I see that your work involves a lot of responsibility. All those figures must give you a headache. I know that British women are doing their civic duty and I think that things will end up the same here, since we are again at war and everyone must play their part. People are finding friends again, who had been scattered far and wide by the war. Everyone is marked by the years of hardship. Domfront and Flers, where we took refuge in 1940, no longer exist. My friend, Helena, from Belgium, came to France in 1941. She was with her husband in Cherbourg! Her four children were with a relative in Vernon! They came through successfully. She had a very tough week in Cherbourg, but was protected most of the time. The children were reunited with their parents. A fifth child arrived in December (making four sons and a daughter). The daughter of GJ got married in 1942. Three weeks later her husband was working in Germany and had only two periods of leave. She is awaiting his return…but when will it happen? It’s the prisoners-of-war or those deported to labour camps who are really the ones who have had the worst time in the war.
Enclosed are some photos of François. The little man gives his Aunt Nancy a big hug,
even though he doesn’t know her. (He is asking me who I am writing to so furiously).
My husband, Mummy and various aunts ask to be remembered to you. For you, from
me, the fondest of love and friendship for ever, with the hope that I shall see you before long. I know that I must possess my soul in patience.

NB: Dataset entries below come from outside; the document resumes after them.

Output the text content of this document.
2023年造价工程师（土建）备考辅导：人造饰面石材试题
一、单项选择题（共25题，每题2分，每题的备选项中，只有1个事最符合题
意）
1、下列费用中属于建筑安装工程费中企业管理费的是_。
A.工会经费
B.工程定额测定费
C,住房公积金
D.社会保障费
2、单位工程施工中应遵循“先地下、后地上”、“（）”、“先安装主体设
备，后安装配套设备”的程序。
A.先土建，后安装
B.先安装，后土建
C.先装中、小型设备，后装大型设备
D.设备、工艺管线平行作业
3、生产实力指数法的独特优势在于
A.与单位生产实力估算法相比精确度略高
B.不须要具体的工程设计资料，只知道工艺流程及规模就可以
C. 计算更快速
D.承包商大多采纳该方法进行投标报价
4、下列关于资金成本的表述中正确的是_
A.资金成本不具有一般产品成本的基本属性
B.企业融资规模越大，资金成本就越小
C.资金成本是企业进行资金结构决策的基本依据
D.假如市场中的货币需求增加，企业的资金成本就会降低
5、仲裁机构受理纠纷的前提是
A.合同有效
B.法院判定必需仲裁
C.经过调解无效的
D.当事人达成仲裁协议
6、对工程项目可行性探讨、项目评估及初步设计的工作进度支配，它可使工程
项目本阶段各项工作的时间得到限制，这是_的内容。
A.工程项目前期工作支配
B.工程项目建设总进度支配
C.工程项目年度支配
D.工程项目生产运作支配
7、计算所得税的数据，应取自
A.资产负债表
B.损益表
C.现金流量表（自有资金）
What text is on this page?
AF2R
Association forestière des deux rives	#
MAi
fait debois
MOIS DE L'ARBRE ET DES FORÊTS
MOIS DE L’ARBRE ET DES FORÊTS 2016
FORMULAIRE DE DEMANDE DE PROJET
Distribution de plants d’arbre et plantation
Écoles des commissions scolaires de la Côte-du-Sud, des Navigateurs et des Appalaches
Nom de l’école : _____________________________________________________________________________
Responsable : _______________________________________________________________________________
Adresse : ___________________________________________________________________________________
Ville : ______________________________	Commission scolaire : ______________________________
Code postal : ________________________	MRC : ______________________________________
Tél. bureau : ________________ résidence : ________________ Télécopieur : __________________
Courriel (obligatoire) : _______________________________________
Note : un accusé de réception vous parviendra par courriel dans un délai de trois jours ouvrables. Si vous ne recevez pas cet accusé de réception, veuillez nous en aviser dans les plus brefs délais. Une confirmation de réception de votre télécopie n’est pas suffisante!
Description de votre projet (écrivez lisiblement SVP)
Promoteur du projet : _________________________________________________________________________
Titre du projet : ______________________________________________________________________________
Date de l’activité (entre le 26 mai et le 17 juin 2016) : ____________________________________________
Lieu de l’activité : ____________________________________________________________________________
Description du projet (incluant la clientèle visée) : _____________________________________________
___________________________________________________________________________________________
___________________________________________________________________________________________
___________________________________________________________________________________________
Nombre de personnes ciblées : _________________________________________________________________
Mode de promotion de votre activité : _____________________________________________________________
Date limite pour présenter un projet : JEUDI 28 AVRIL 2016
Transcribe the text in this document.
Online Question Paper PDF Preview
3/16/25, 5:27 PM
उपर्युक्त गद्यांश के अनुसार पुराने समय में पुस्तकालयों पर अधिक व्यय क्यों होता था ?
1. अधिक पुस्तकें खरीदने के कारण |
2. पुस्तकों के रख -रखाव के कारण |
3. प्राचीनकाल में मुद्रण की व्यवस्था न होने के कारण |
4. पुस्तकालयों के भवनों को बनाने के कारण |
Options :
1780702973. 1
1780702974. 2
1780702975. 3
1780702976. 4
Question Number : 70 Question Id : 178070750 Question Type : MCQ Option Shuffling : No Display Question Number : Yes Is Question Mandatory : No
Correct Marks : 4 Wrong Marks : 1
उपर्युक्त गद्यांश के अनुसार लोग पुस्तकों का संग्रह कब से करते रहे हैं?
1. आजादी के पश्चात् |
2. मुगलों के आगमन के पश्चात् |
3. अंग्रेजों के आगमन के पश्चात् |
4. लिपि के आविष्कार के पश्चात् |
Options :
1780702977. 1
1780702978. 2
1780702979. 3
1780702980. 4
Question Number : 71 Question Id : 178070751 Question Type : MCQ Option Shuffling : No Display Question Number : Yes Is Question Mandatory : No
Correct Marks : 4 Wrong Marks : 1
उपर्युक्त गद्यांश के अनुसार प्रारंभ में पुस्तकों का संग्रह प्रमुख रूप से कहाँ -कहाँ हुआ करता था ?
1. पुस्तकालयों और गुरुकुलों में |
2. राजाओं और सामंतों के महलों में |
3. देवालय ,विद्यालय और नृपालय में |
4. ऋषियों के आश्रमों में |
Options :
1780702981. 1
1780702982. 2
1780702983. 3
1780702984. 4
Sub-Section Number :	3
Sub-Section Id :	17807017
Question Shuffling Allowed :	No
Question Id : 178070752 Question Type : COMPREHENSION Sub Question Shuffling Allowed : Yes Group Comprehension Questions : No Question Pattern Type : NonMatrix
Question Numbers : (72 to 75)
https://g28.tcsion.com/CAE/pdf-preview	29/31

A 290 Paris, 17th January 1944 (sic)
My dear Nancy,
I said in the letter I sent two days ago that I was sending several photos of François. I had to take pretty well all of them out of the envelope because of the weight. So I am sending them along with this letter, so that you and yours will know my little man at different stages of his development.
The very low temperatures are rising somewhat…hence the slight thaw, which does not improve life much in Paris – that remains very limited.
Good health to all and all my love to you. Very best wishes to your parents. From Georges and my family, best wishes always to you and yours. Love and kisses from François.
PS I think that actually you have some of your furniture being looked after by different people. I have raised the matter with Miss B…to ask her if some things can be put aside. She tells me that this has already been done, because I went back more than three weeks after the Liberation and the house was occupied. The piano was much more difficult to spirit away and the “gentlemen” found that too tempting.
A photo of you would be really nice.